Die Anmeldung auf der Seite stellte kein Problem da. Im Grunde genommen könnte sich jede Sechsjährige da anmelden, da es keine bestimmten Alterskontrollen gab. Anfangs hatte ich es mir noch leicht vorgestellt, diejenige Person zu finden, mit dem Holly gechattet hatte. Schließlich war der Nickname zu Beginn der Mails noch aufgeführt. Doch der Chat war riesig und bestand nicht nur aus einem Channel, sondern mehrere. Wie sollte ich da nur die richtige Person finden? Während ich nachgrübelte und angestrengt auf den Bildschirm starrte, schrieb mich auch sofort ein Chatteilnehmer an:

Hi :) Na, bist du neu hier?
Hi ;) Freut mich, dich kennenzulernen. Ich habe mich gerade erst angemeldet und kenne von daher noch nicht so viele Leute.

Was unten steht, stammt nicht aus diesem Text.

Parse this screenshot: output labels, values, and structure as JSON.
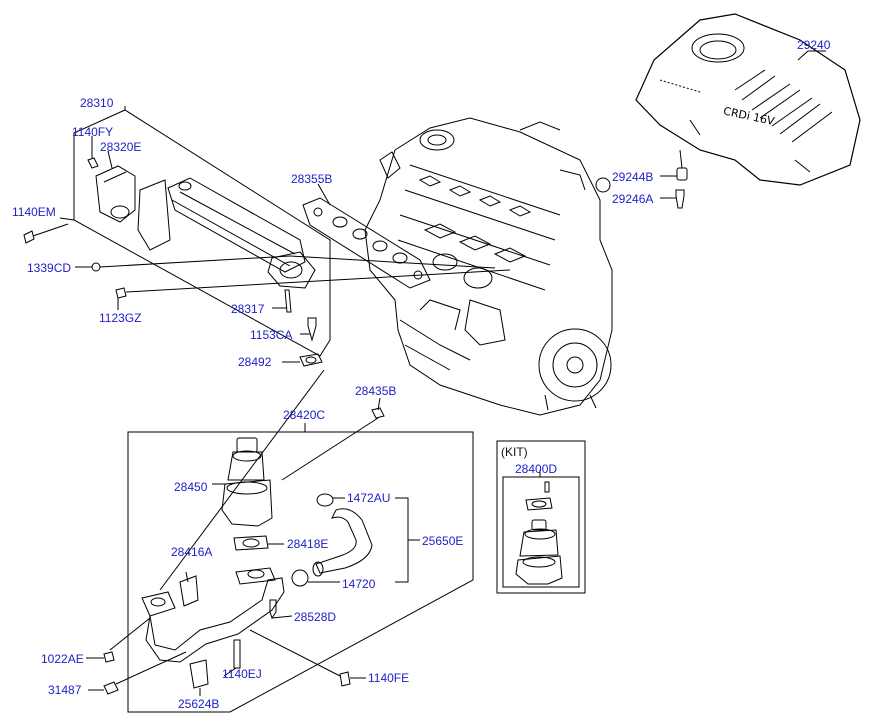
{
  "labels": {
    "p29240": "29240",
    "p28310": "28310",
    "p1140FY": "1140FY",
    "p28320E": "28320E",
    "p1140EM": "1140EM",
    "p28355B": "28355B",
    "p1339CD": "1339CD",
    "p28317": "28317",
    "p1123GZ": "1123GZ",
    "p1153CA": "1153CA",
    "p28492": "28492",
    "p29244B": "29244B",
    "p29246A": "29246A",
    "p28435B": "28435B",
    "p28420C": "28420C",
    "p28450": "28450",
    "p1472AU": "1472AU",
    "p25650E": "25650E",
    "p28418E": "28418E",
    "p28416A": "28416A",
    "p14720": "14720",
    "p28528D": "28528D",
    "p1022AE": "1022AE",
    "p1140EJ": "1140EJ",
    "p1140FE": "1140FE",
    "p31487": "31487",
    "p25624B": "25624B",
    "kit_title": "(KIT)",
    "p28400D": "28400D"
  },
  "cover_lettering": "CRDi 16V",
  "colors": {
    "label": "#2020c8",
    "line": "#000000"
  }
}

Hört sich doch gut an. Dann hast du hiermit glaub ich deine erste Bekanntschaft kennengelernt.
Ja? Mit wem habe ich es denn zu tun? :D
Das wird nich verraten ;D Noch nicht. Wir können uns ja mal treffen, wenn du magst?
Ohne, das ich ich weiß, mit wem ich es tun habe? Da bin ich mir nicht so ganz sicher.

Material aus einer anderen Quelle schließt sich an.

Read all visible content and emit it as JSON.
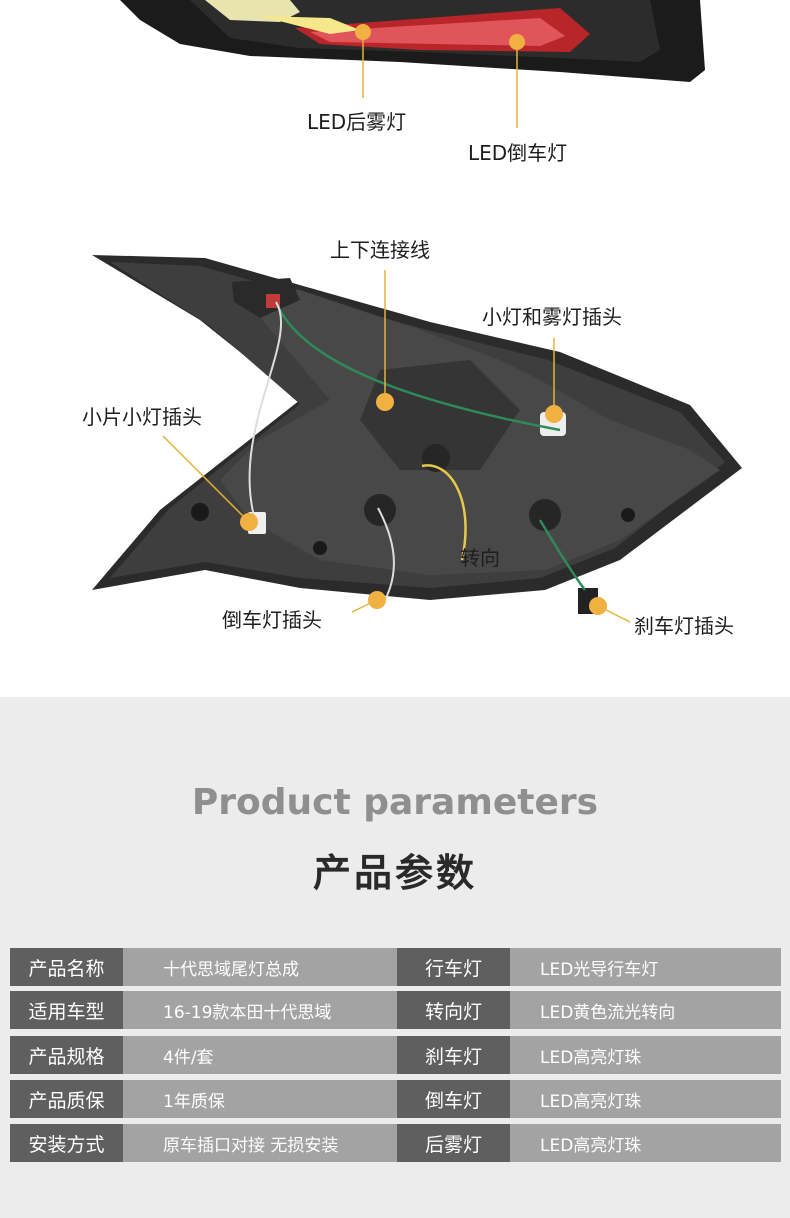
{
  "callouts": {
    "rear_fog": "LED后雾灯",
    "reverse": "LED倒车灯",
    "connect_line": "上下连接线",
    "small_fog_plug": "小灯和雾灯插头",
    "small_piece_plug": "小片小灯插头",
    "turn": "转向",
    "reverse_plug": "倒车灯插头",
    "brake_plug": "刹车灯插头"
  },
  "params": {
    "title_en": "Product parameters",
    "title_cn": "产品参数",
    "rows": [
      {
        "k1": "产品名称",
        "v1": "十代思域尾灯总成",
        "k2": "行车灯",
        "v2": "LED光导行车灯"
      },
      {
        "k1": "适用车型",
        "v1": "16-19款本田十代思域",
        "k2": "转向灯",
        "v2": "LED黄色流光转向"
      },
      {
        "k1": "产品规格",
        "v1": "4件/套",
        "k2": "刹车灯",
        "v2": "LED高亮灯珠"
      },
      {
        "k1": "产品质保",
        "v1": "1年质保",
        "k2": "倒车灯",
        "v2": "LED高亮灯珠"
      },
      {
        "k1": "安装方式",
        "v1": "原车插口对接 无损安装",
        "k2": "后雾灯",
        "v2": "LED高亮灯珠"
      }
    ]
  }
}
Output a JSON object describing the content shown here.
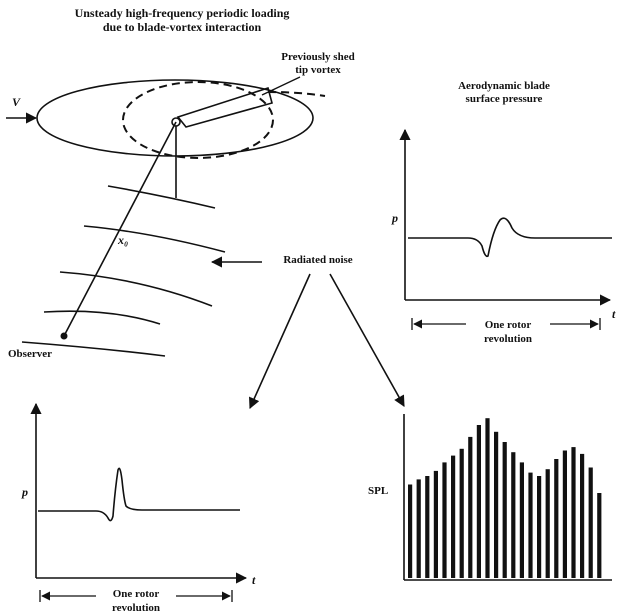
{
  "labels": {
    "title_line1": "Unsteady high-frequency periodic loading",
    "title_line2": "due to blade-vortex interaction",
    "tip_vortex_line1": "Previously shed",
    "tip_vortex_line2": "tip vortex",
    "aero_line1": "Aerodynamic blade",
    "aero_line2": "surface pressure",
    "velocity": "V",
    "distance": "x₀",
    "observer": "Observer",
    "radiated_noise": "Radiated noise",
    "p_axis_top": "p",
    "t_axis_top": "t",
    "one_rotor_top": "One rotor",
    "revolution_top": "revolution",
    "p_axis_bottom": "p",
    "t_axis_bottom": "t",
    "one_rotor_bottom": "One rotor",
    "revolution_bottom": "revolution",
    "spl_axis": "SPL"
  },
  "spl_spectrum": {
    "bar_heights": [
      0.55,
      0.58,
      0.6,
      0.63,
      0.68,
      0.72,
      0.76,
      0.83,
      0.9,
      0.94,
      0.86,
      0.8,
      0.74,
      0.68,
      0.62,
      0.6,
      0.64,
      0.7,
      0.75,
      0.77,
      0.73,
      0.65,
      0.5
    ]
  }
}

Wir können ja erstmal telefonieren. Ich kann dir gerne meine Nummer geben. Was hälst du davon?
Ich muss ehrlich gestehen, das mein Hany heute kaputt gegangen ist...
Im Ernst? Wie ist denn das passiert? :D
Eine längere Story... Aber ich würde mich ersteinmal ausloggen. Ich melde mich wieder bei dir, wenn ich wieder eins zu Verfügung habe, ja?
Alles klar :D Man sieht sich!

Ich hatte nicht große Hoffnungen, sofort DEN Glückstreffer gelandet zu haben. Dennoch hoffte ich, durch ihn vielleicht an den ominösen The NightMARE ranzukommen. Bei dem Nickname fragte ich mich allerdings, was Holly an so einen Typen fand. Denn der Name klang alles andere als romantisch. Im Ernst der Lage sogar sehr gefährlich...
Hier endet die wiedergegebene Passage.